Vielen Dank für die schnelle Hilfe. 
Wie kann ich Spring in Eclipse benutzen ohne die STS. Hatte schon die Module in meine eclipse workspace reinkopiert, aber es hat nicht funktioniert.
Ich bin absoluter Neuling in Sachen Spring; daher sorry für die vielleicht "doofe" Fragen


----------



## maki (29. Nov 2010)

Du musst die Spring Jars nur in den Classpath aufnehmen, fertig.
Wenn du ein Plugin/OSGi Projekt erstellt, brauchst du natürlich die Spring Bundles in deinem Target Workspace.


----------



## saha (29. Nov 2010)

maki hat gesagt.:


> Du musst die Spring Jars nur in den Classpath aufnehmen, fertig.
> Wenn du ein Plugin/OSGi Projekt erstellt, brauchst du natürlich die Spring Bundles in deinem Target Workspace.



Es klappt jetzt soweit; vielen Dank :toll:


----------



## saha (29. Nov 2010)

Noch eine weitere Frage:

Es sieht so aus als könnte meine Main-Klasse nicht die Spring-Klasse ApplicationContext.java referenzieren. Die Spring Klassen habe ich in meinen "src" Ordner reinkopiert; hier der Pfad zu der Klasse: MeinSpringProjekt/src/org/springframework/context/ApplicationContext.java


----------



## maki (29. Nov 2010)

> Die Spring Klassen habe ich in meinen "src" Ordner reinkopiert


das ist vollkommen falsch, das willst du nicht.
Du willst die Spring Jars im Classpath!

Hier gibt es ein Eclipse Tutorial: Eclipse IDE Tutorial


----------



## saha (29. Nov 2010)

saha hat gesagt.:


> Noch eine weitere Frage:
> 
> Es sieht so aus als könnte meine Main-Klasse nicht die Spring-Klasse ApplicationContext.java referenzieren. Die Spring Klassen habe ich in meinen "src" Ordner reinkopiert; hier der Pfad zu der Klasse: MeinSpringProjekt/src/org/springframework/context/ApplicationContext.java




Hab ich die Klassen an der falschen Stelle reinkopiert?


----------



## maki (29. Nov 2010)

saha hat gesagt.:


> Hab ich die Klassen an der falschen Stelle reinkopiert?

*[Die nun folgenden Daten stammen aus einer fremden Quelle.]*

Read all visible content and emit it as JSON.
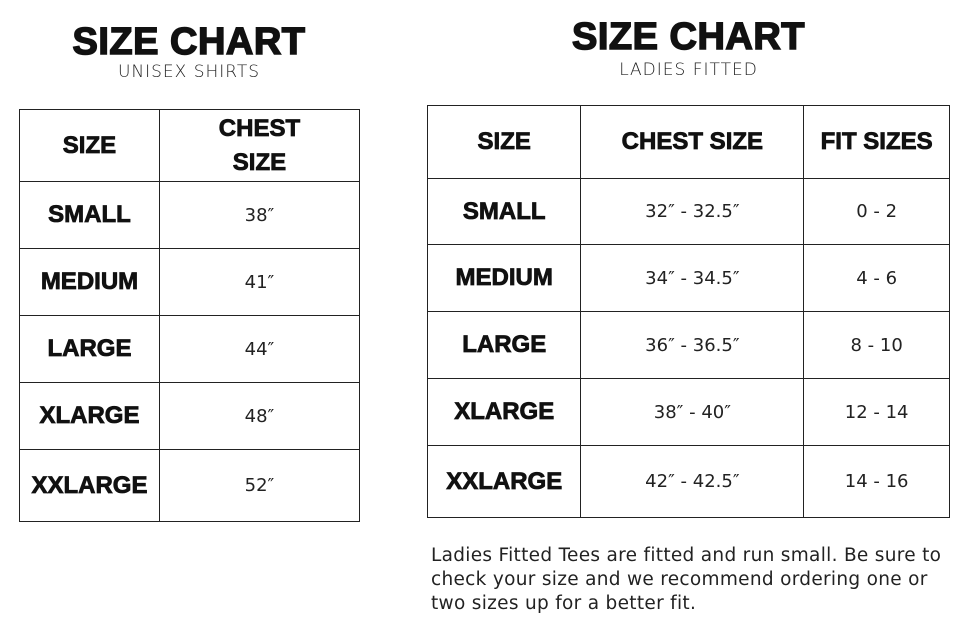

Du hast komplett alles falsch kopiert 

Du willst nicht die Spring Sourcen in deinen Sourcen, du willst die Spring Jars im Classpath.

Schon mal ein Java Projekt mit Eclipse erstellt?

Das Tutorial solltest du dir durchlesen.


----------



## saha (29. Nov 2010)

maki hat gesagt.:


> das ist vollkommen falsch, das willst du nicht.
> Du willst die Spring Jars im Classpath!
> 
> Hier gibt es ein Eclipse Tutorial: Eclipse IDE Tutorial



OK, dass die jar files in den classpath müssen, hab ich verstanden; aber gilt das auch für die .java - Files?


----------



## saha (29. Nov 2010)

maki hat gesagt.:


> Du hast komplett alles falsch kopiert
> 
> Du willst nicht die Spring Sourcen in deinen Sourcen, du willst die Spring Jars im Classpath.
> 
> ...



OK 

Ich schaue mir das Tutorial mal an.

(Dachte, die .java-Dateien werden in die workspace kopiert...)

Vielen Dank für deine Hilfe


----------



## maki (29. Nov 2010)

> aber gilt das auch für die .java - Files?


Nö, die  hab ich ja auch anfangs nicht erwähnt, erst später: Vergiss die Sourcen, die willst/brauchst du nicht in deinen Sourcen


----------



## saha (29. Nov 2010)

Juhuuu, jetzt funzt es :applaus:

Vielen Dank nochmal! Großes Lob an den Mod und das Forum:toll:


----------